Au niveau de l’Enseignement fondamental, il a été recommandé notamment « d’améliorer les contenus des apprentissages pour permettre aux apprenants de maîtriser l’écriture, la lecture et le calcul ».
Pour l’enseignement secondaire professionnel, il a été recommandé « de doter chaque circonscription de Cercle d’au moins un établissement d’enseignement professionnel et formation professionnelle en tenant compte de la démographie et des besoins de l’économie locale ».
Aussi, les EGE recommandent « d’instituer une session de rattrapage pour les candidats qui échouent au CAP, BT et Bac ».
Concernant la recherche scientifique, il a et recommandé de : « Développer l’innovation technologique au Mali ; Faire contribuer suffisamment la Recherche scientifique au développement socio-économique du pays et l’adapter aux besoins de développement durable du pays ; Etablir une recherche de haute qualité, ouverte sur la coopération intra africaine et transcontinentale, au service du Mal ».
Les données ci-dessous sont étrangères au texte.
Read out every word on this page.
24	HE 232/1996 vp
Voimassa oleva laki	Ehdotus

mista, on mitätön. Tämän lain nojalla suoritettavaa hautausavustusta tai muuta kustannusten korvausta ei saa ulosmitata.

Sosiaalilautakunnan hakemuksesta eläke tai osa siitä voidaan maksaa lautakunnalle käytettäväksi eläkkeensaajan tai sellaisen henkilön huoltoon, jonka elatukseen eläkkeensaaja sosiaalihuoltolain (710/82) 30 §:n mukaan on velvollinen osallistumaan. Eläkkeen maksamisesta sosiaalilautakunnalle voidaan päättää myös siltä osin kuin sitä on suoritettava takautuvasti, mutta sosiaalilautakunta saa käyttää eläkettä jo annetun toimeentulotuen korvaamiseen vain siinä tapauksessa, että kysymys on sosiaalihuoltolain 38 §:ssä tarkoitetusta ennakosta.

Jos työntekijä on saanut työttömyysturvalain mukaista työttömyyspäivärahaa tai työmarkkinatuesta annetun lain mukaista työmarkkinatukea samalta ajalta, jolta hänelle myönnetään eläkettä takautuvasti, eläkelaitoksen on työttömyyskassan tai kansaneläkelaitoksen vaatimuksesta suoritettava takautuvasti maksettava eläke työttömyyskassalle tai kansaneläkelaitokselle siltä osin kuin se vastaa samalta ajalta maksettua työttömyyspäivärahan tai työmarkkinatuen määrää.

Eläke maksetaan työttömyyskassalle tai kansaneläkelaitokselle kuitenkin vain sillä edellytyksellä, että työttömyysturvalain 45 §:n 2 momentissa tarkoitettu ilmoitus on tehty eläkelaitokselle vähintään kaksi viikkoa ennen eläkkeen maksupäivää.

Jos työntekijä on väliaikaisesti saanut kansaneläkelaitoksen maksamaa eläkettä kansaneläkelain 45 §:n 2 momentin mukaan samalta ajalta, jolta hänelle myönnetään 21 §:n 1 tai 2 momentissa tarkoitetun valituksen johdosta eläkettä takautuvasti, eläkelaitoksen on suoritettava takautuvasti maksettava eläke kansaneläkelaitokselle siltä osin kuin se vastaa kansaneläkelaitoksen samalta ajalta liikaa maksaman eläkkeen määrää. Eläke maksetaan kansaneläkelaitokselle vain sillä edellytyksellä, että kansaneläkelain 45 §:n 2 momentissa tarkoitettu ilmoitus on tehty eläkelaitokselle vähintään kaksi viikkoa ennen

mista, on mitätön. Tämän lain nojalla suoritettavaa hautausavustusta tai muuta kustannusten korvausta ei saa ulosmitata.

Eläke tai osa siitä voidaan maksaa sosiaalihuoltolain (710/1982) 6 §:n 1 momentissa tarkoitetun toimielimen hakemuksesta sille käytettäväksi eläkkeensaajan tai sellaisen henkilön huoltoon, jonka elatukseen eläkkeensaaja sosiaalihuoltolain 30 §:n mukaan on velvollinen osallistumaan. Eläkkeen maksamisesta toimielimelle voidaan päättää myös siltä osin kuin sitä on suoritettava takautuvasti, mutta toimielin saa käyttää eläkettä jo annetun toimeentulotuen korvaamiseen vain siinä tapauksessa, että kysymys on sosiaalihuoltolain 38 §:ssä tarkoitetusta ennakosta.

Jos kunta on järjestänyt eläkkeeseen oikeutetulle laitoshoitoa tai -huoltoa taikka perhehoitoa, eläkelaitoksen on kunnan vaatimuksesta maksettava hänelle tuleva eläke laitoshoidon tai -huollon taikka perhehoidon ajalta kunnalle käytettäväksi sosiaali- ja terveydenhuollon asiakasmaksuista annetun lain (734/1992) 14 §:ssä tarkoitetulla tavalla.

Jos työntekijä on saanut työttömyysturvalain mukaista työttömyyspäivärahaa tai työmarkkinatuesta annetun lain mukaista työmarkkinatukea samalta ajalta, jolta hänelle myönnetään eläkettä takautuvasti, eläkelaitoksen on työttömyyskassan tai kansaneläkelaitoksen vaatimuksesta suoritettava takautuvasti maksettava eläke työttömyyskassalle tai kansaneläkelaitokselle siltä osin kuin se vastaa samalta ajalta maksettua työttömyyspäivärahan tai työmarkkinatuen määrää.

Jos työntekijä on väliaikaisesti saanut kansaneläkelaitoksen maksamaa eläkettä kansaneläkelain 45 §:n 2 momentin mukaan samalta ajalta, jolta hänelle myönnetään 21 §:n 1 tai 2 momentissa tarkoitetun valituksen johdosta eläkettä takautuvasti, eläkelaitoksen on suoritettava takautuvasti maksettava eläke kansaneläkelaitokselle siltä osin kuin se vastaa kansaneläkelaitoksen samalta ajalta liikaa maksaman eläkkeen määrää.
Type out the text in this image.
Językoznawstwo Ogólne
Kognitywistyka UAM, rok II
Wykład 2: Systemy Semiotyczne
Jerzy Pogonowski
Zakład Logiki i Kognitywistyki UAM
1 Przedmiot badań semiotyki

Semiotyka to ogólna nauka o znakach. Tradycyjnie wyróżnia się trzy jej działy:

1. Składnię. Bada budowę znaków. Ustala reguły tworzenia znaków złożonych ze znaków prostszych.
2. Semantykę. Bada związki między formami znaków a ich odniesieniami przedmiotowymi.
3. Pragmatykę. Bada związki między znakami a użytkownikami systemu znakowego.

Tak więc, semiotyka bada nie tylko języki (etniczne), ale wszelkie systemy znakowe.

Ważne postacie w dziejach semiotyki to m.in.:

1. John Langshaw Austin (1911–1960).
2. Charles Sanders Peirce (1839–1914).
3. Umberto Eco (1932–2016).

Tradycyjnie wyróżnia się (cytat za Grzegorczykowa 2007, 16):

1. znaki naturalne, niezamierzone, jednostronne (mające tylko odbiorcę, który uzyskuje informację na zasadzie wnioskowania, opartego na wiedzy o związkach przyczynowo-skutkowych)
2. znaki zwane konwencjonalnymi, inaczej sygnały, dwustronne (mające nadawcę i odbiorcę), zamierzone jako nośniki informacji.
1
Concernant la fonction enseignant, il s’agit, entre autres de : « Doter le Mali d’enseignants qui exercent correctement leur métier et respectent le règlement de la profession ;Récompenser et décorer les enseignants méritants ».
Par ailleurs, les EGE recommandent « de prendre des dispositions urgentes pour l’ouverture de toutes les écoles fermées ».
Dans la gouvernance de l’école, il a été recommandé, « la suppression de l’AEEM au niveau de l’Enseignement secondaire et recadrer ses actions au niveau de l’Enseignement supérieur ».
Pour rappel, en plus des participants aux différents ateliers de l’EGE, des séances d’écoutes de personnes ressources ont été organisées et des contributions écrites, au nombre de 67, émanant du CNT, de personnes ressources, d’anciens ministres, de partis politiques, de services centraux de divers ministères, des PTF, de syndicats d’enseignants, de diverses associations, d’organisations religieuses et coutumières et de la société civile, ont été reçues, selon le rapport.